Un chasseur de têtes pour les métiers de la banque traite une concurrente de « vieille perverse »
Aussi sexiste que puisse être l'environnement pour une femme en banque — et il peut être très sexiste — la vie peut être pire encore pour une femme dans le recrutement et la chasse de têtes pour le secteur bancaire. Si les recruteuses doivent gérer des clients potentiellement sexistes, elles doivent aussi faire avec une culture du sexisme ordinaire dans certains cabinets de recrutement eux-mêmes.

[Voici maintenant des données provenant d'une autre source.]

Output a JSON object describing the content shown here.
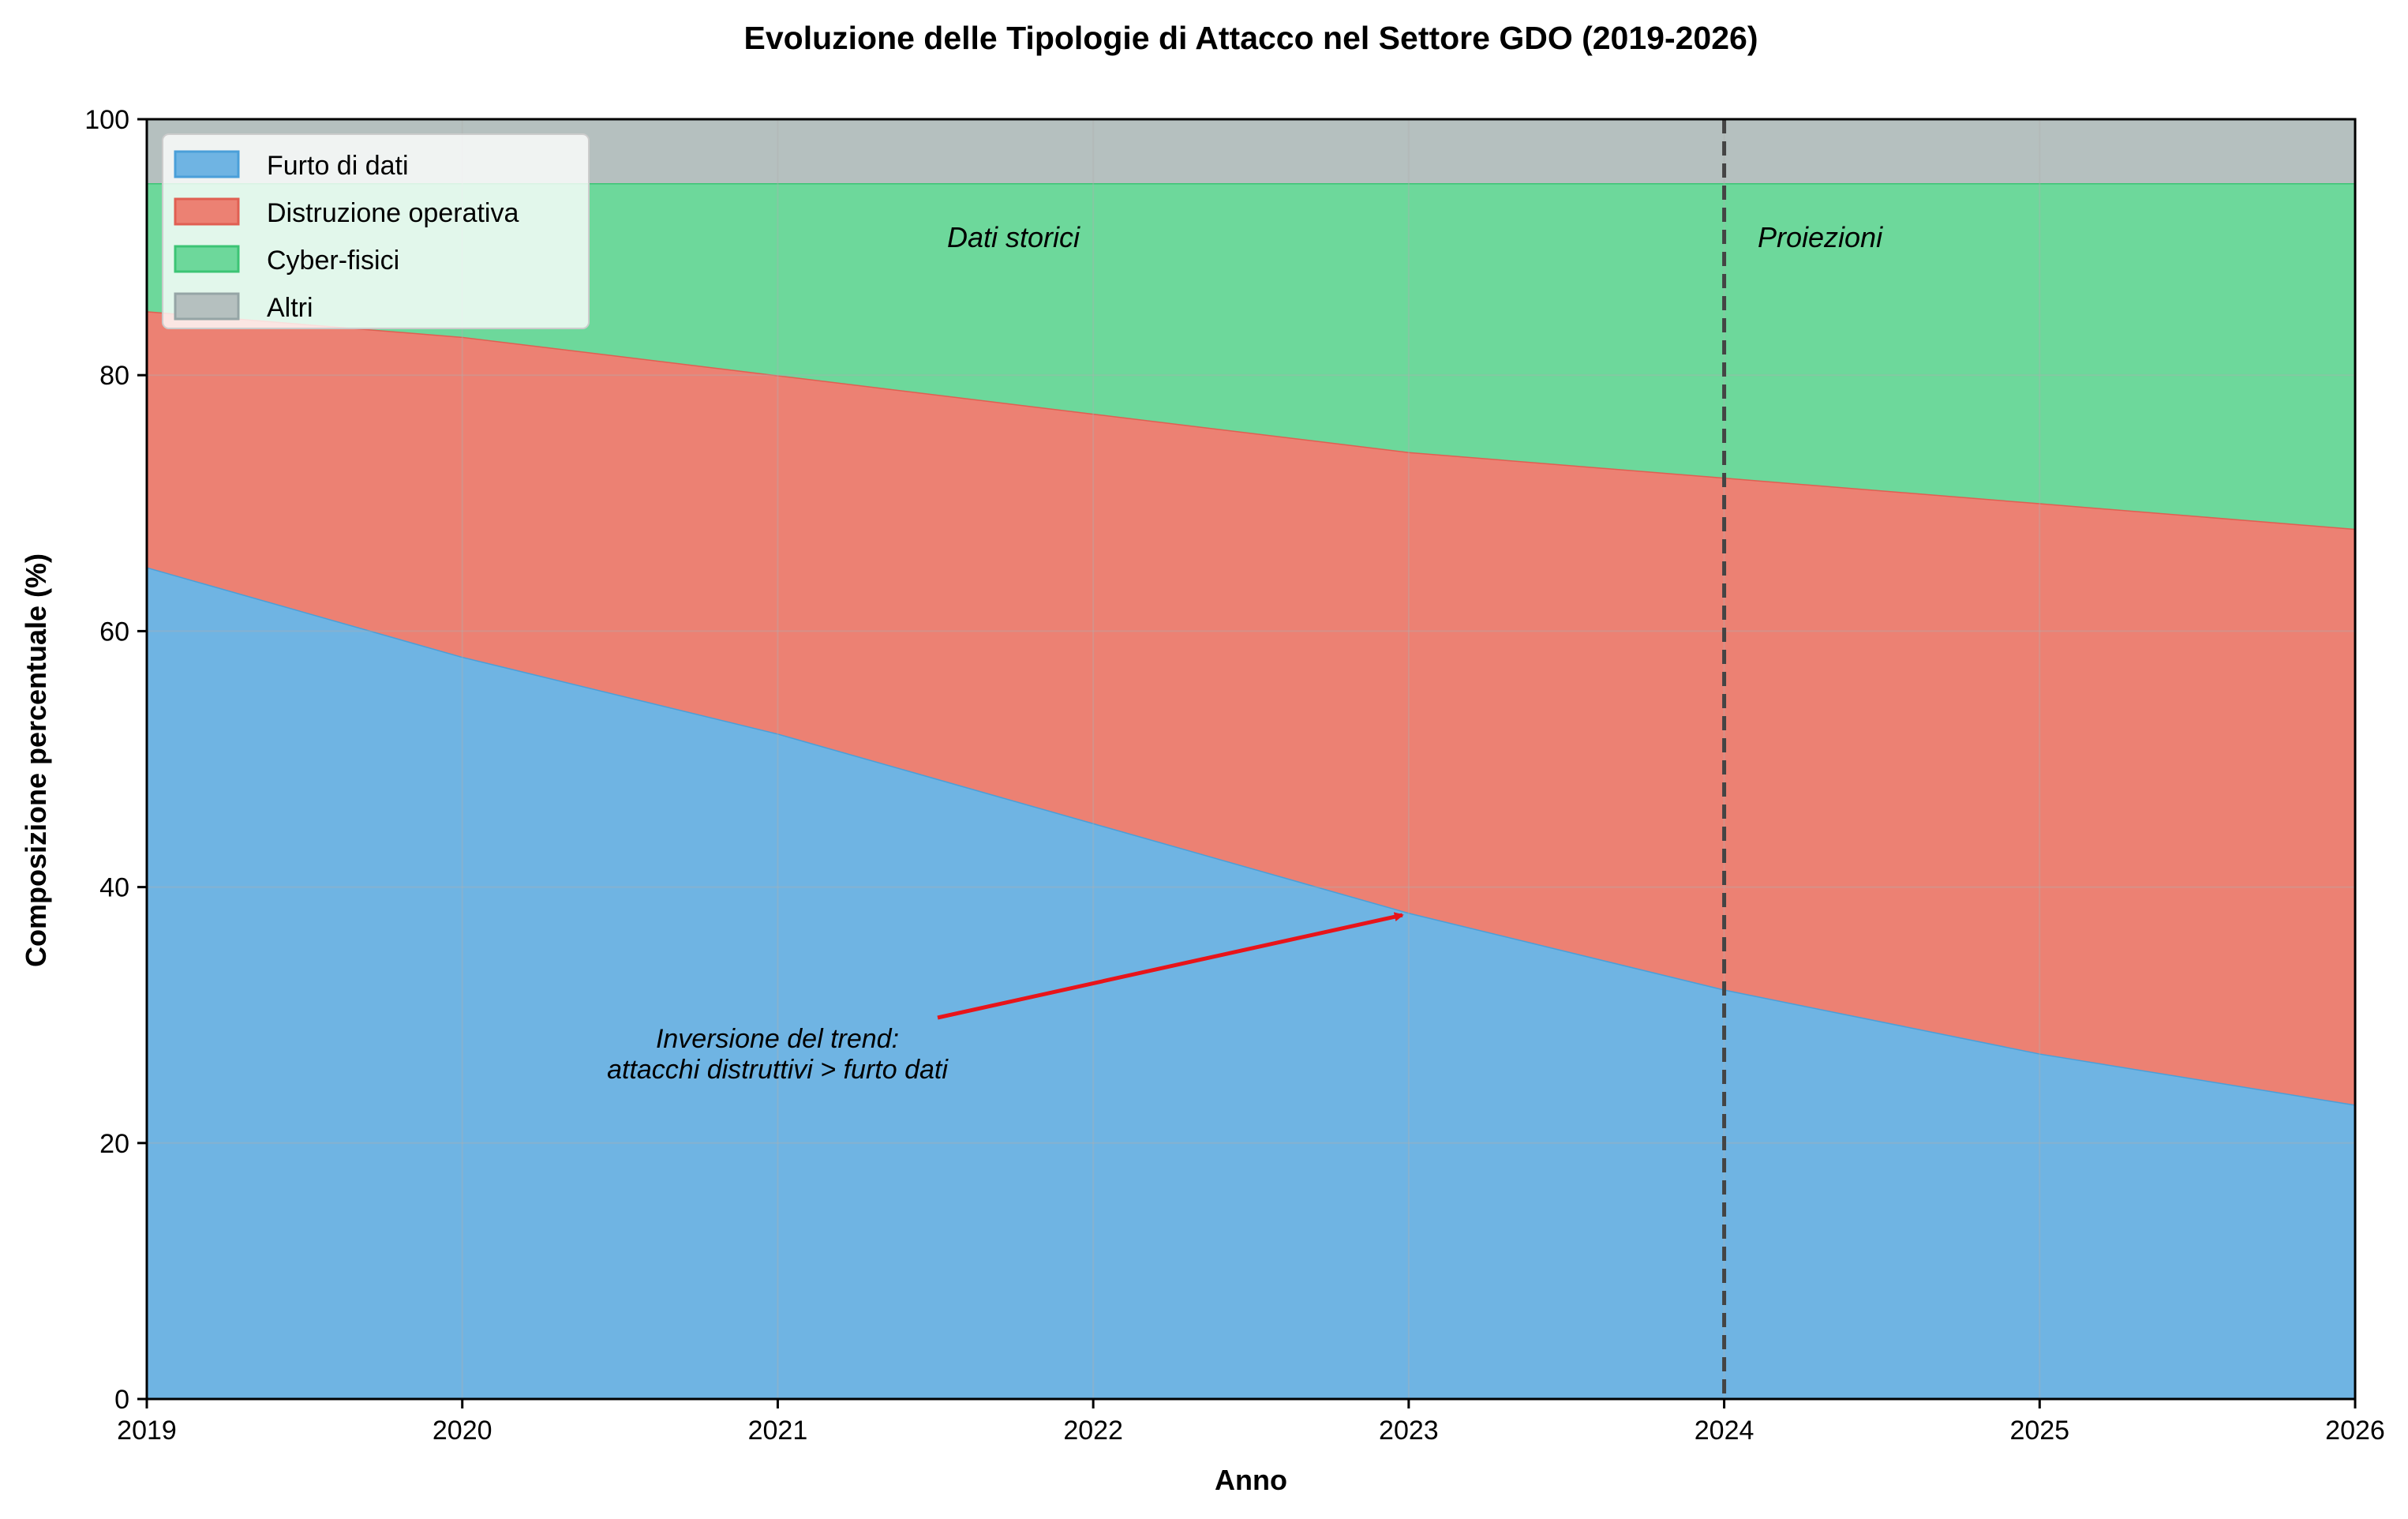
{
  "chart_data": {
    "type": "area",
    "stacked": true,
    "title": "Evoluzione delle Tipologie di Attacco nel Settore GDO (2019-2026)",
    "xlabel": "Anno",
    "ylabel": "Composizione percentuale (%)",
    "x": [
      2019,
      2020,
      2021,
      2022,
      2023,
      2024,
      2025,
      2026
    ],
    "x_ticks": [
      "2019",
      "2020",
      "2021",
      "2022",
      "2023",
      "2024",
      "2025",
      "2026"
    ],
    "y_ticks": [
      "0",
      "20",
      "40",
      "60",
      "80",
      "100"
    ],
    "xlim": [
      2019,
      2026
    ],
    "ylim": [
      0,
      100
    ],
    "grid": true,
    "legend_position": "top-left",
    "series": [
      {
        "name": "Furto di dati",
        "color": "#6fb4e3",
        "edge": "#4a9fd9",
        "values": [
          65,
          58,
          52,
          45,
          38,
          32,
          27,
          23
        ]
      },
      {
        "name": "Distruzione operativa",
        "color": "#ec8173",
        "edge": "#e05f52",
        "values": [
          20,
          25,
          28,
          32,
          36,
          40,
          43,
          45
        ]
      },
      {
        "name": "Cyber-fisici",
        "color": "#6dd89b",
        "edge": "#3cc474",
        "values": [
          10,
          12,
          15,
          18,
          21,
          23,
          25,
          27
        ]
      },
      {
        "name": "Altri",
        "color": "#b5c0bf",
        "edge": "#95a5a6",
        "values": [
          5,
          5,
          5,
          5,
          5,
          5,
          5,
          5
        ]
      }
    ],
    "divider": {
      "x": 2024,
      "color": "#444444"
    },
    "regions": {
      "left_label": "Dati storici",
      "right_label": "Proiezioni"
    },
    "annotation": {
      "line1": "Inversione del trend:",
      "line2": "attacchi distruttivi > furto dati",
      "arrow_target_x": 2023,
      "arrow_target_y": 38,
      "arrow_color": "#e8141a"
    }
  }
}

Une affaire traitée la semaine dernière par l’équivalent des prud’hommes à Londres a mis ces problèmes en lumière. Dans certains commentaires lus à l’audience, Oliver Harrington, fondateur du cabinet de recrutement Harrington Moore, était accusé d’avoir envoyé un message à un collègue selon lequel « Toutes les chasseuses de têtes qui font du fric sont barjes », et d’avoir décrit une concurrente comme une « vieille perverse », qui ressemblait « à une maman » et pas « à une chasseuse de têtes ».
Le sexisme dans le secteur du recrutement en services financiers n’a rien de nouveau. Il y a huit ans, des femmes employées en recrutement nous avaient confié être victimes de sexisme et de harcèlement « 10 000 fois pire » qu’en banque, alors que de jeunes recruteurs aux « egos surdimensionnés » dirigeaient des équipes de femmes encore plus jeunes.
S’exprimant sous couvert d’anonymat, une chasseuse de têtes senior a déclaré que les textos d’Oliver Harrington, envoyés en privé, étaient « l’archétype de l’arrogance brutale ». « Les concurrents de bas étage essaieront toujours de vous rabaisser », a-t-elle ajouté. « Lorsque mes concurrents sont forts, je reconnais qu’ils sont bons. Ces attaques proviennent d’un sentiment d’insécurité. »
Pour une consultante senior d’un autre un cabinet de chasse, le sexisme dans le secteur du recrutement peut encore être « épouvantable » et ce sont souvent les hommes qui en sont responsables. « Malheureusement, la plupart des cabinets de recrutement sont de petites structures créées par de jeunes commerciaux, et ils ont tendance à développer une culture de vestiaire façon équipe de rugby », observe-t-elle.
Oliver Harrington n’a pas donné suite à une demande de commentaire pour cet article. Ses propos ont émergé au cours d’une audience des prud’hommes durant laquelle une consultante, affirmant avoir été employée au bureau de Londres, se plaint de licenciement abusif et de salaires impayés. Les textos ont été envoyés par Oliver Harrington à la plaignante. Harrington Moore dément que cette personne ait été employée par le cabinet.